Esse tipo de inovação não só melhora o conforto e a funcionalidade do espaço, mas também pode reduzir custos com energia e manutenção. Além disso, o uso de assistentes virtuais, sensores inteligentes e até realidade aumentada para visualização dos projetos durante a fase de planejamento traz agilidade e melhor comunicação entre cliente e designer. Para investidores, esses recursos são um diferencial cada vez mais valorizado no mercado.
Espaços externos ganharam um destaque imenso nos últimos anos, estimulados pela busca por lazer e conforto perto de casa, especialmente após o período de isolamento social. Jardins, varandas e terraços se tornaram áreas valorizadas e que pedem soluções de design específicas, que considerem resistência a intempéries, mobiliário adequado e integração com o meio ambiente.
Empreendimentos que oferecem projetos completos para esses espaços garantem um diferencial importante. Por exemplo, o uso de pisos drenantes, vegetação nativa e iluminação eficiente pode transformar uma varanda comum em um verdadeiro refúgio urbano. Para o mercado, investir em design para ambientes externos é uma oportunidade de expandir o portfólio e atender a um desejo crescente dos clientes.

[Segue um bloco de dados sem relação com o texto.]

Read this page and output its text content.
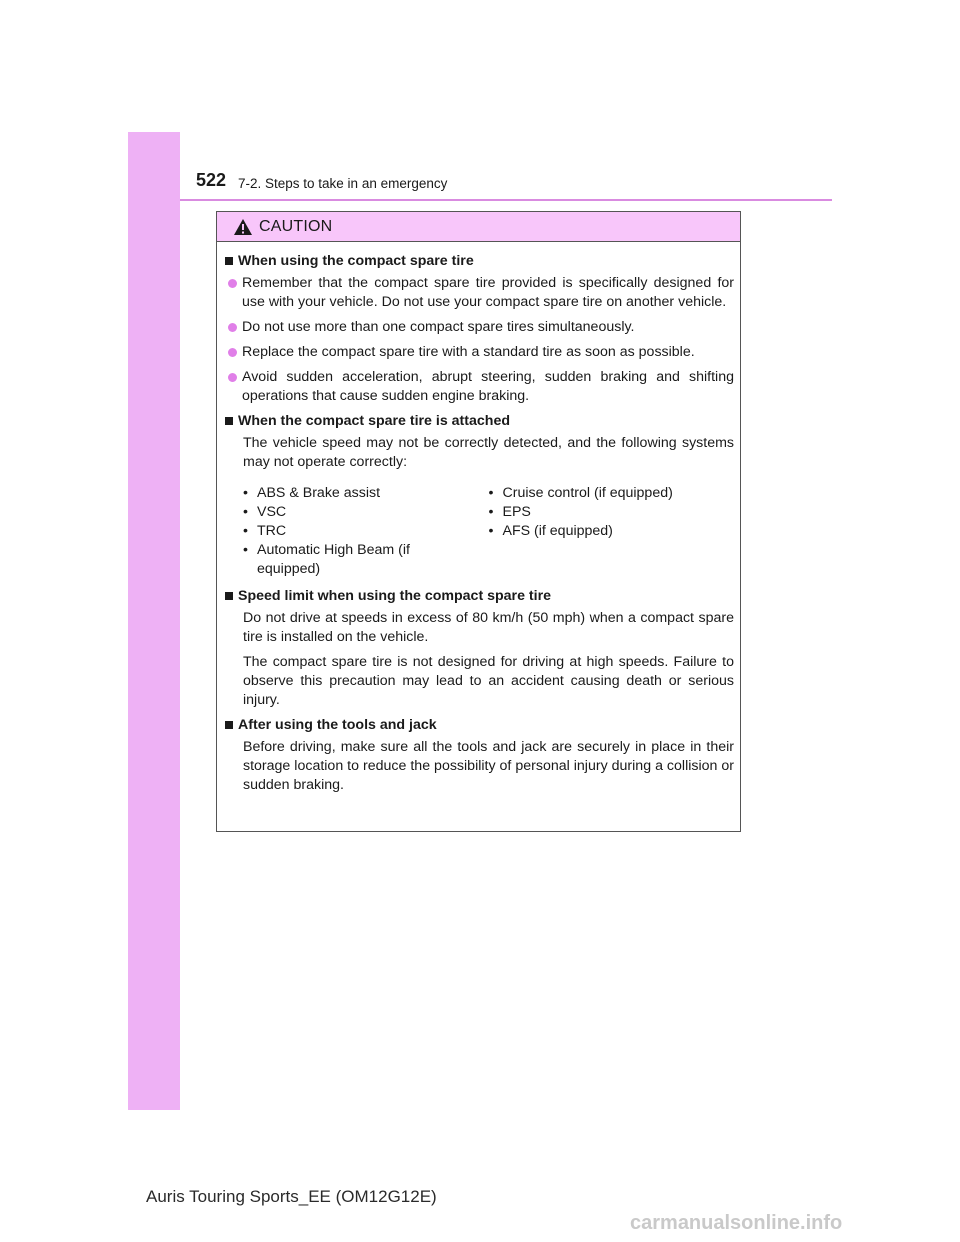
522 7-2. Steps to take in an emergency
CAUTION
When using the compact spare tire
Remember that the compact spare tire provided is specifically designed for use with your vehicle. Do not use your compact spare tire on another vehicle.
Do not use more than one compact spare tires simultaneously.
Replace the compact spare tire with a standard tire as soon as possible.
Avoid sudden acceleration, abrupt steering, sudden braking and shifting operations that cause sudden engine braking.
When the compact spare tire is attached
The vehicle speed may not be correctly detected, and the following systems may not operate correctly:
• ABS & Brake assist
• VSC
• TRC
• Automatic High Beam (if equipped)
• Cruise control (if equipped)
• EPS
• AFS (if equipped)
Speed limit when using the compact spare tire
Do not drive at speeds in excess of 80 km/h (50 mph) when a compact spare tire is installed on the vehicle.
The compact spare tire is not designed for driving at high speeds. Failure to observe this precaution may lead to an accident causing death or serious injury.
After using the tools and jack
Before driving, make sure all the tools and jack are securely in place in their storage location to reduce the possibility of personal injury during a collision or sudden braking.
Auris Touring Sports_EE (OM12G12E)
carmanualsonline.info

Finalmente, o enfoque em saúde e bem-estar vem se tornando parte essencial do design de interiores. Isso vai além do visual: trata-se de projetos que promovem a qualidade de vida, como a melhoria da ventilação natural, a escolha de materiais que não liberam gases tóxicos, e até espaços dedicados a relaxamento ou exercícios.
Um exemplo prático seria a criação de uma área corporativa com espaços verdes internos e iluminação que simula a luz natural para minimizar a fadiga, ou residências que privilegiam a circulação e a ergonomia. Em tempos em que o cuidado com a saúde está no topo da agenda, esses projetos agregam valor real e atraem clientes que buscam mais do que só aparência nos ambientes onde vivem e trabalham.
Ficar de olho nessas perspectivas é essencial para quem atua no design de interiores, pois aponta caminhos para inovação, atendimento ao cliente e ampliação do mercado, fundamentais para manter a relevância e competitividade em um setor cada vez mais dinâmico.